The activity in question was the reaction of metals with
either acid or water. Pupils had test
tube racks and test tubes to put the acid or water in, and metals were placed around
the room for them to collect and put in the test tubes. This was actually poor risk management on the
part of the teacher, not just because one of the metals was calcium, a metal
that presents some particular hazards, but also because there was no provision
or guidance on what to use to carry the pieces of metal. It was perhaps presumed that pupils would
realise they needed to take their empty test tubes to each metal in turn – a somewhat
poor expedient, but the only one that would have been possible given the
activity set-up. I was in the room as a
support teacher, so hadn’t had any part in this. This particular pupil was in some ways using
his initiative, because he was using his goggles as a receptacle for carrying
the pieces of metal to his desk. I
intercepted him as he was doing this with the calcium. I gave him a serious telling off, which was perhaps a bit unfair, but I wanted him and the whole class to recognise the
danger in this little enterprise. Had
any small piece of calcium lodged in a crevice in the goggles, which was
entirely feasible, then it could equally have become dislodged when someone put
the goggles on and ended up on their face or even worse, in their eye. Calcium in the eye could cause permanent
damage because when it gets wet it gets hot enough to burn skin, and would burn
eye tissue very easily. There were two real
problems here, however. One was that the
teacher hadn’t provided an alternative for pupils to carry pieces of metal to
their desks. The second was that there
was an inadequate culture of health and safety in science lessons. Goggles were in poor condition – scratched and
with stretched or perished elastic – and were tossed into trays at the end of each
use. They were basically not fit for
purpose. Pupils had probably become
accustomed to them as a regulatory feature of practical work, but did not
appreciate their importance.
Christmas tree lights from home
Many years ago my year 9 form group wanted to decorate our
form room at Christmas time. As this
room also doubled as a science lab (albeit a very archaic and run-down one) I
had to quash their ambitions a little, but I consented to one of them bringing
an artificial tree and some lights from their home. When they brought this in I was glad that I
was there before they attempted to plug the lights into the mains. This was in the days when Christmas tree
lights plugged straight into the mains, unlike today when the lights are
connected to a transformer which steps down the voltage.
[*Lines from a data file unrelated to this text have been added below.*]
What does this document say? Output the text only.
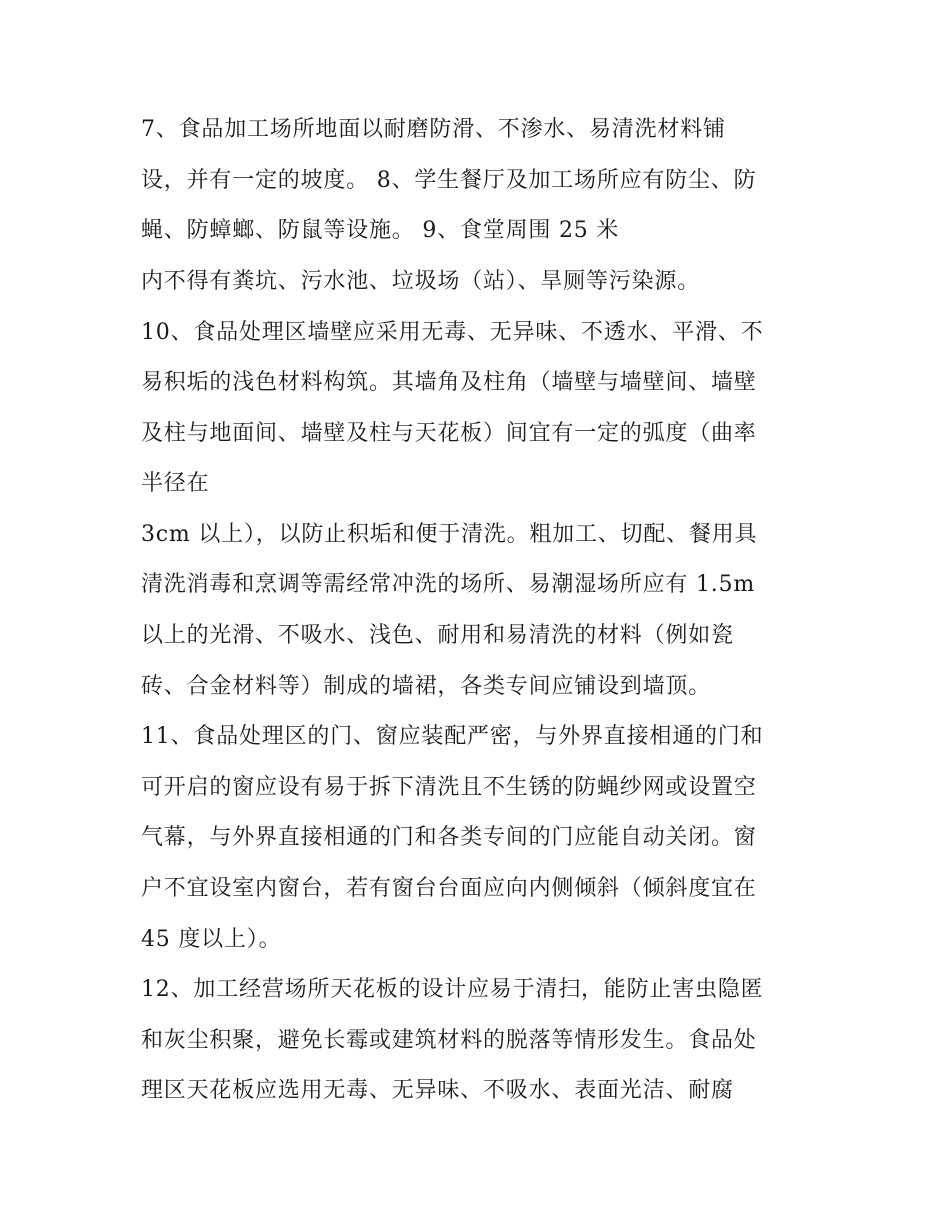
7、食品加工场所地面以耐磨防滑、不渗水、易清洗材料铺
设，并有一定的坡度。 8、学生餐厅及加工场所应有防尘、防
蝇、防蟑螂、防鼠等设施。 9、食堂周围 25 米
内不得有粪坑、污水池、垃圾场（站）、旱厕等污染源。
10、食品处理区墙壁应采用无毒、无异味、不透水、平滑、不
易积垢的浅色材料构筑。其墙角及柱角（墙壁与墙壁间、墙壁
及柱与地面间、墙壁及柱与天花板）间宜有一定的弧度（曲率
半径在
3cm 以上），以防止积垢和便于清洗。粗加工、切配、餐用具
清洗消毒和烹调等需经常冲洗的场所、易潮湿场所应有 1.5m
以上的光滑、不吸水、浅色、耐用和易清洗的材料（例如瓷
砖、合金材料等）制成的墙裙，各类专间应铺设到墙顶。
11、食品处理区的门、窗应装配严密，与外界直接相通的门和
可开启的窗应设有易于拆下清洗且不生锈的防蝇纱网或设置空
气幕，与外界直接相通的门和各类专间的门应能自动关闭。窗
户不宜设室内窗台，若有窗台台面应向内侧倾斜（倾斜度宜在
45 度以上）。
12、加工经营场所天花板的设计应易于清扫，能防止害虫隐匿
和灰尘积聚，避免长霉或建筑材料的脱落等情形发生。食品处
理区天花板应选用无毒、无异味、不吸水、表面光洁、耐腐
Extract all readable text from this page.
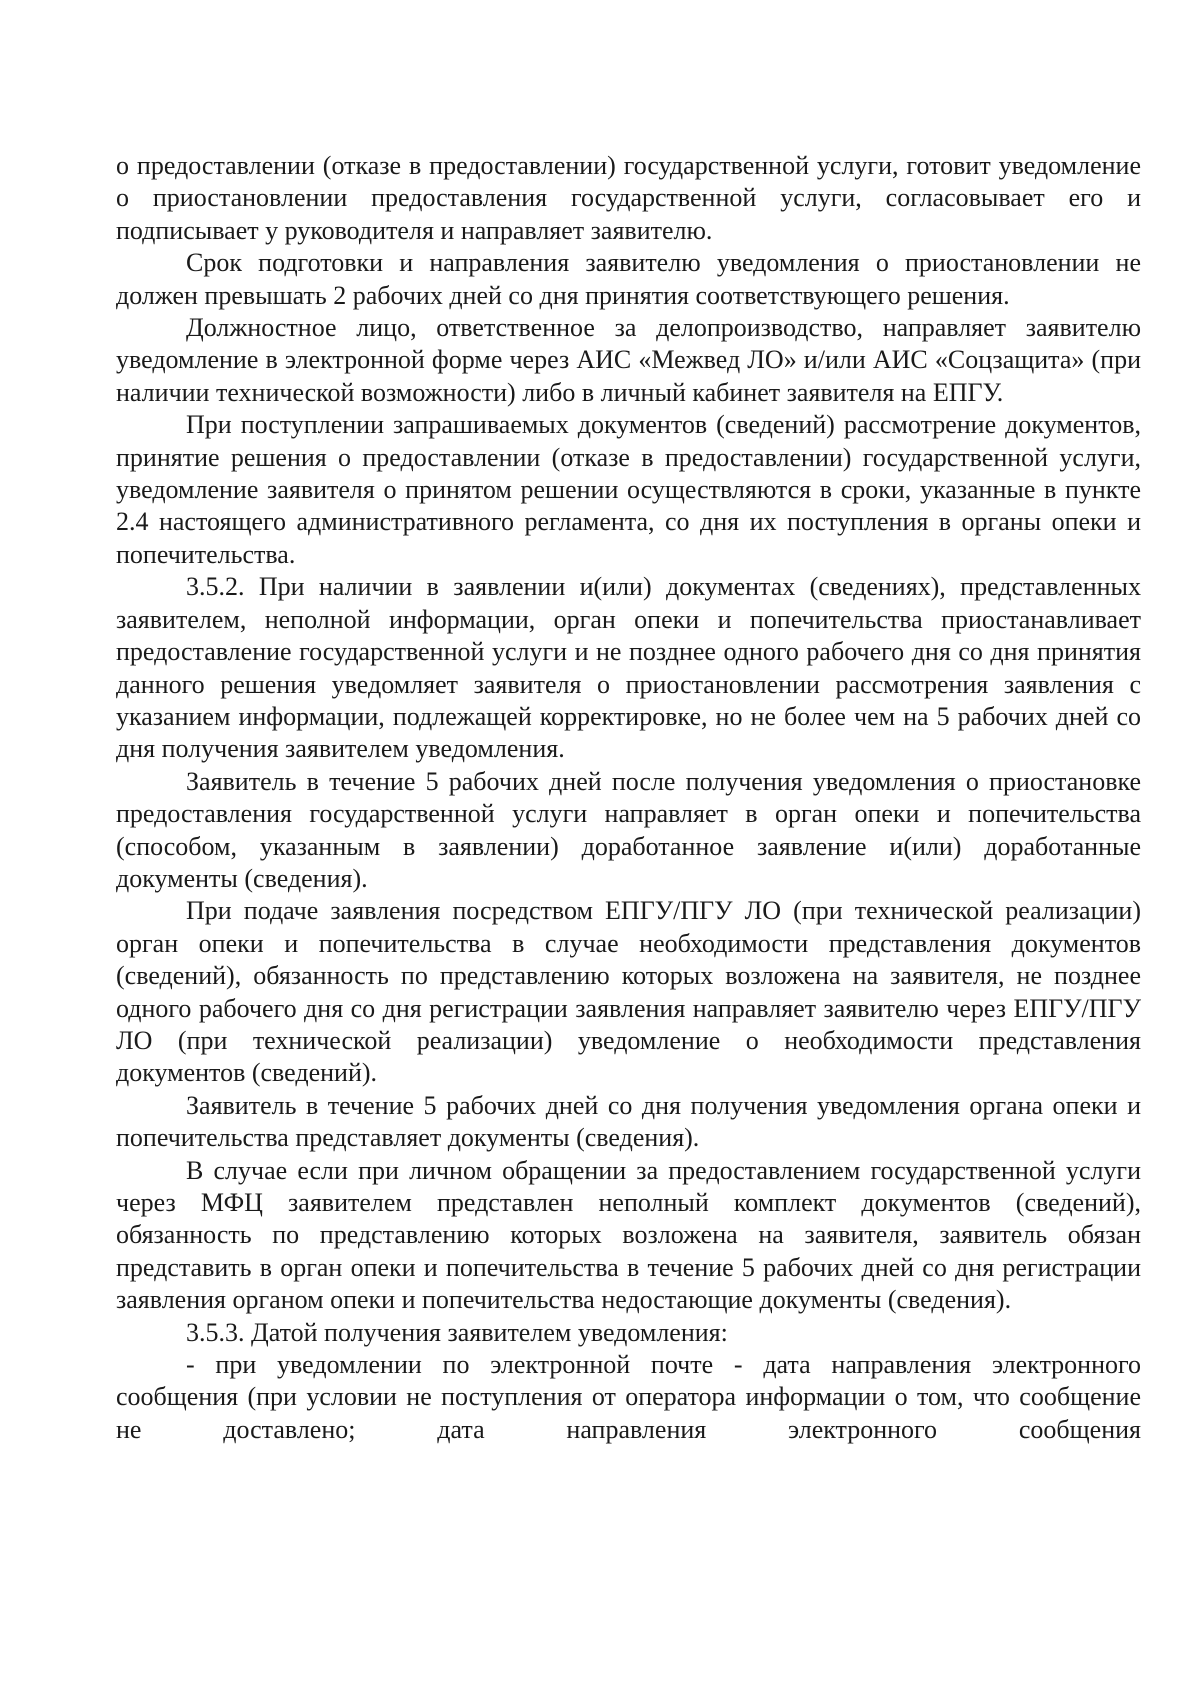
о предоставлении (отказе в предоставлении) государственной услуги, готовит уведомление о приостановлении предоставления государственной услуги, согласовывает его и подписывает у руководителя и направляет заявителю.

Срок подготовки и направления заявителю уведомления о приостановлении не должен превышать 2 рабочих дней со дня принятия соответствующего решения.

Должностное лицо, ответственное за делопроизводство, направляет заявителю уведомление в электронной форме через АИС «Межвед ЛО» и/или АИС «Соцзащита» (при наличии технической возможности) либо в личный кабинет заявителя на ЕПГУ.

При поступлении запрашиваемых документов (сведений) рассмотрение документов, принятие решения о предоставлении (отказе в предоставлении) государственной услуги, уведомление заявителя о принятом решении осуществляются в сроки, указанные в пункте 2.4 настоящего административного регламента, со дня их поступления в органы опеки и попечительства.

3.5.2. При наличии в заявлении и(или) документах (сведениях), представленных заявителем, неполной информации, орган опеки и попечительства приостанавливает предоставление государственной услуги и не позднее одного рабочего дня со дня принятия данного решения уведомляет заявителя о приостановлении рассмотрения заявления с указанием информации, подлежащей корректировке, но не более чем на 5 рабочих дней со дня получения заявителем уведомления.

Заявитель в течение 5 рабочих дней после получения уведомления о приостановке предоставления государственной услуги направляет в орган опеки и попечительства (способом, указанным в заявлении) доработанное заявление и(или) доработанные документы (сведения).

При подаче заявления посредством ЕПГУ/ПГУ ЛО (при технической реализации) орган опеки и попечительства в случае необходимости представления документов (сведений), обязанность по представлению которых возложена на заявителя, не позднее одного рабочего дня со дня регистрации заявления направляет заявителю через ЕПГУ/ПГУ ЛО (при технической реализации) уведомление о необходимости представления документов (сведений).

Заявитель в течение 5 рабочих дней со дня получения уведомления органа опеки и попечительства представляет документы (сведения).

В случае если при личном обращении за предоставлением государственной услуги через МФЦ заявителем представлен неполный комплект документов (сведений), обязанность по представлению которых возложена на заявителя, заявитель обязан представить в орган опеки и попечительства в течение 5 рабочих дней со дня регистрации заявления органом опеки и попечительства недостающие документы (сведения).

3.5.3. Датой получения заявителем уведомления:

- при уведомлении по электронной почте - дата направления электронного сообщения (при условии не поступления от оператора информации о том, что сообщение не доставлено; дата направления электронного сообщения
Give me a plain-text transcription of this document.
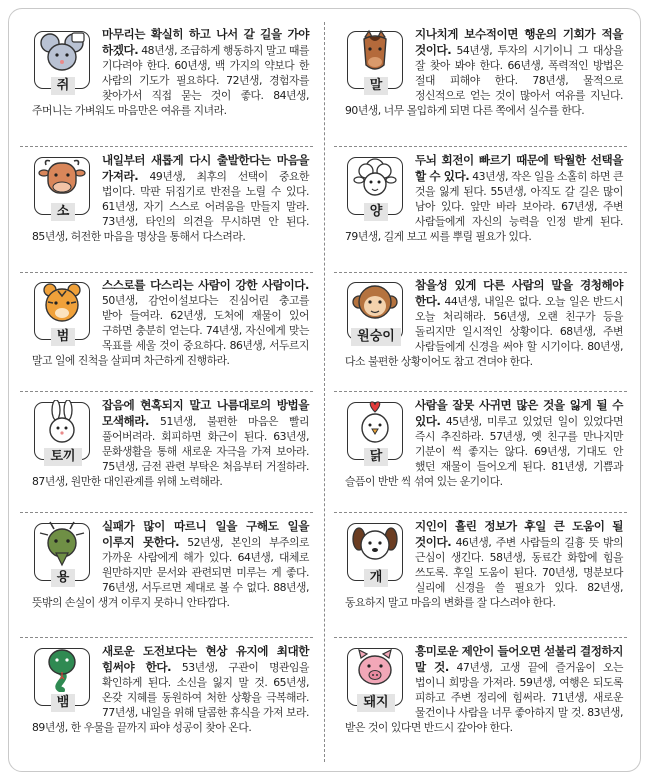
쥐
마무리는 확실히 하고 나서 갈 길을 가야 하겠다. 48년생, 조급하게 행동하지 말고 때를 기다려야 한다. 60년생, 백 가지의 약보다 한 사람의 기도가 필요하다. 72년생, 경험자를 찾아가서 직접 묻는 것이 좋다. 84년생, 주머니는 가벼워도 마음만은 여유를 지녀라.
말
지나치게 보수적이면 행운의 기회가 적을 것이다. 54년생, 투자의 시기이니 그 대상을 잘 찾아 봐야 한다. 66년생, 폭력적인 방법은 절대 피해야 한다. 78년생, 물적으로 정신적으로 얻는 것이 많아서 여유를 지닌다. 90년생, 너무 몰입하게 되면 다른 쪽에서 실수를 한다.
소
내일부터 새롭게 다시 출발한다는 마음을 가져라. 49년생, 최후의 선택이 중요한 법이다. 막판 뒤집기로 반전을 노릴 수 있다. 61년생, 자기 스스로 어려움을 만들지 말라. 73년생, 타인의 의견을 무시하면 안 된다. 85년생, 허전한 마음을 명상을 통해서 다스려라.
양
두뇌 회전이 빠르기 때문에 탁월한 선택을 할 수 있다. 43년생, 작은 일을 소홀히 하면 큰 것을 잃게 된다. 55년생, 아직도 갈 길은 많이 남아 있다. 앞만 바라 보아라. 67년생, 주변 사람들에게 자신의 능력을 인정 받게 된다. 79년생, 길게 보고 씨를 뿌릴 필요가 있다.
범
스스로를 다스리는 사람이 강한 사람이다. 50년생, 감언이설보다는 진심어린 충고를 받아 들여라. 62년생, 도처에 재물이 있어 구하면 충분히 얻는다. 74년생, 자신에게 맞는 목표를 세울 것이 중요하다. 86년생, 서두르지 말고 일에 진척을 살피며 차근하게 진행하라.
원숭이
참을성 있게 다른 사람의 말을 경청해야 한다. 44년생, 내일은 없다. 오늘 일은 반드시 오늘 처리해라. 56년생, 오랜 친구가 등을 돌리지만 일시적인 상황이다. 68년생, 주변 사람들에게 신경을 써야 할 시기이다. 80년생, 다소 불편한 상황이어도 참고 견뎌야 한다.
토끼
잡음에 현혹되지 말고 나름대로의 방법을 모색해라. 51년생, 불편한 마음은 빨리 풀어버려라. 회피하면 화근이 된다. 63년생, 문화생활을 통해 새로운 자극을 가져 보아라. 75년생, 금전 관련 부탁은 처음부터 거절하라. 87년생, 원만한 대인관계를 위해 노력해라.
닭
사람을 잘못 사귀면 많은 것을 잃게 될 수 있다. 45년생, 미루고 있었던 일이 있었다면 즉시 추진하라. 57년생, 옛 친구를 만나지만 기분이 썩 좋지는 않다. 69년생, 기대도 안 했던 재물이 들어오게 된다. 81년생, 기쁨과 슬픔이 반반 씩 섞여 있는 운기이다.
용
실패가 많이 따르니 일을 구해도 일을 이루지 못한다. 52년생, 본인의 부주의로 가까운 사람에게 해가 있다. 64년생, 대체로 원만하지만 문서와 관련되면 미루는 게 좋다. 76년생, 서두르면 제대로 볼 수 없다. 88년생, 뜻밖의 손실이 생겨 이루지 못하니 안타깝다.
개
지인이 흘린 정보가 후일 큰 도움이 될 것이다. 46년생, 주변 사람들의 길흉 뜻 밖의 근심이 생긴다. 58년생, 동료간 화합에 힘을 쓰도록. 후일 도움이 된다. 70년생, 명분보다 실리에 신경을 쓸 필요가 있다. 82년생, 동요하지 말고 마음의 변화를 잘 다스려야 한다.
뱀
새로운 도전보다는 현상 유지에 최대한 힘써야 한다. 53년생, 구관이 명관임을 확인하게 된다. 소신을 잃지 말 것. 65년생, 온갖 지혜를 동원하여 처한 상황을 극복해라. 77년생, 내일을 위해 달콤한 휴식을 가져 보라. 89년생, 한 우물을 끝까지 파야 성공이 찾아 온다.
돼지
흥미로운 제안이 들어오면 섣불리 결정하지 말 것. 47년생, 고생 끝에 즐거움이 오는 법이니 희망을 가져라. 59년생, 여행은 되도록 피하고 주변 정리에 힘써라. 71년생, 새로운 물건이나 사람을 너무 좋아하지 말 것. 83년생, 받은 것이 있다면 반드시 갚아야 한다.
The twin strands of flex each had a bared
section with the mains wire visible and easily touchable. The thing that shocked me was that this child’s
parents would have allowed their child to bring this potential death-trap into
school – although perhaps they didn’t know.
Obviously I had to forbid the use of the lights, and explained to the
crestfallen class why we couldn’t use the lights. There is a lesson here in being very careful
and cautious about anything a child brings in from home. One cannot guarantee that they know the full
extent of what they are bringing, nor its safety.